Just write your business requirements in a clear, unambiguous and exhaustive manner using a formal specification language.
Bam, no coding required.
...It's one that does what a specific set of humans want. There's no other useful definition. One man's feature is another's bug.
It logically follows that there must be a human review step. How else would you know what the human wants, with sufficient detail?
Otherwise, there's an infinite number of undesired programs with passing test suites that AI can generate for you.
But if you actually can specify what the program is supposed to do, this can work. It's appropriate where the task is hard to do but easy to specify. A file system or a database can be specified in terms of large arrays. Most of the complexity of a file system is in performance and reliability. What it's supposed to do from the API perspective isn't that complicated. The same can be said for garbage collectors, databases, and other complex systems that do something that's conceptually simple but hard to do right.
Probably not going to help with a web page user interface. If you had a spec for what it was supposed to do, you'd have the design.
We are simply shuffling cognitive and entropic complexity around and calling it intelligence. As you said, at the end of the day the engineer - like the pilot - is ultimately the responsible party at all stages of the journey.
No test catches any of that. Code works, tests pass, database is wide open.
It's not even a correctness problem. It's that the LLM never thought about rate limiting, CORS headers, CSRF tokens, a sane .gitignore — because nobody asked it to. Those are things devs add from muscle memory, from getting burned. The AI has no scars.
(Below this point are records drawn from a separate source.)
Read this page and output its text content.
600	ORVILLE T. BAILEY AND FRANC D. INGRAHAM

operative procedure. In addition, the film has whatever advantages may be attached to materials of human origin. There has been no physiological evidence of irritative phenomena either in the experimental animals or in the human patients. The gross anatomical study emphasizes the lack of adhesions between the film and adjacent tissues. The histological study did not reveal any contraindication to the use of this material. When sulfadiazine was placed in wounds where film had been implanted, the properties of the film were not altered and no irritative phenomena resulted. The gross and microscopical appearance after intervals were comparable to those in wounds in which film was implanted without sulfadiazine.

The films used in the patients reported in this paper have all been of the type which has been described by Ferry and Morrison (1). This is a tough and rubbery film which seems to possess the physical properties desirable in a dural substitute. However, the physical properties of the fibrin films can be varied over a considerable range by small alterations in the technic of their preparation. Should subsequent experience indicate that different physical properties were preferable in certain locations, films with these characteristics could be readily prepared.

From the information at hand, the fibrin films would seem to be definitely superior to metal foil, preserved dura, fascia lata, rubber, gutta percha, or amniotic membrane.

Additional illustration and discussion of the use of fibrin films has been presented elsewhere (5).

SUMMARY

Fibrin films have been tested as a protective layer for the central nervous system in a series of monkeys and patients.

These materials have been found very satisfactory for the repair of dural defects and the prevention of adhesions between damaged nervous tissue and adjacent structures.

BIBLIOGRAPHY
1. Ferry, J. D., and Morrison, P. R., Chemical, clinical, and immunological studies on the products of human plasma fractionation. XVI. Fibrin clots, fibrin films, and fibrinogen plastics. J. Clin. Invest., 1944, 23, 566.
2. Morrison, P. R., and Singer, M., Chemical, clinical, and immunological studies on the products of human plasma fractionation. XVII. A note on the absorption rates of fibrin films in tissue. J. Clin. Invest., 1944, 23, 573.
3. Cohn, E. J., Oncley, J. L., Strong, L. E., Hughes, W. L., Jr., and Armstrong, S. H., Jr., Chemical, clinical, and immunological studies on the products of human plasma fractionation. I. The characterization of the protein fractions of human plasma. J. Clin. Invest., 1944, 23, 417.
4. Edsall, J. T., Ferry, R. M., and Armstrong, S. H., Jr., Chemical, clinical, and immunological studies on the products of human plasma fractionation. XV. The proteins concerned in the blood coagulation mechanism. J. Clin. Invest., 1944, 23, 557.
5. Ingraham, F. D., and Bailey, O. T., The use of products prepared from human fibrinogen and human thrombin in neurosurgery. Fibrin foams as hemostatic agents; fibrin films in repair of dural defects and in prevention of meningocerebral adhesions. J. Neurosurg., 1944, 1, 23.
I would like to put my marker out here as vigorously disagreeing with this. I will quote my post [1] again, which given that this is the third time I've referred to a footnote via link rather suggests this should be lifted out of the footnote:
"It has been lost in AI money-grabbing frenzy but a few years ago we were talking a lot about AIs being “legible”, that they could explain their actions in human-comprehensible terms. “Running code we can examine” is the highest grade of legibility any AI system has produced to date. We should not give that away.
"We will, of course. The Number Must Go Up. We aren’t very good at this sort of thinking.
"But we shouldn’t."
Do not let go of human-readable code. Ask me 20 years ago whether we'd get "unreadable code generation" or "readable code generation" out of AIs and I would have guessed they'd generate completely opaque and unreadable code. Good news! I would have been completely wrong! They in fact produce perfectly readable code. It may be perfectly readable "slop" sometimes, but the slop-ness is a separate issue. Even the slop is still perfectly readable. Don't let go of it.
[1]: https://jerf.org/iri/post/2026/what_value_code_in_ai_era/
I’m actually starting to get annoyed about how much material is getting spread around about software analysis / formal methods by folks ignorant about the basics of the field.
Each of these approaches is just fine and widely used, and none of them can be called "automated verification", which, if my understanding of the term is correct, is more about mathematical proof that the program works as expected.
The article mostly talks about automatic test generation.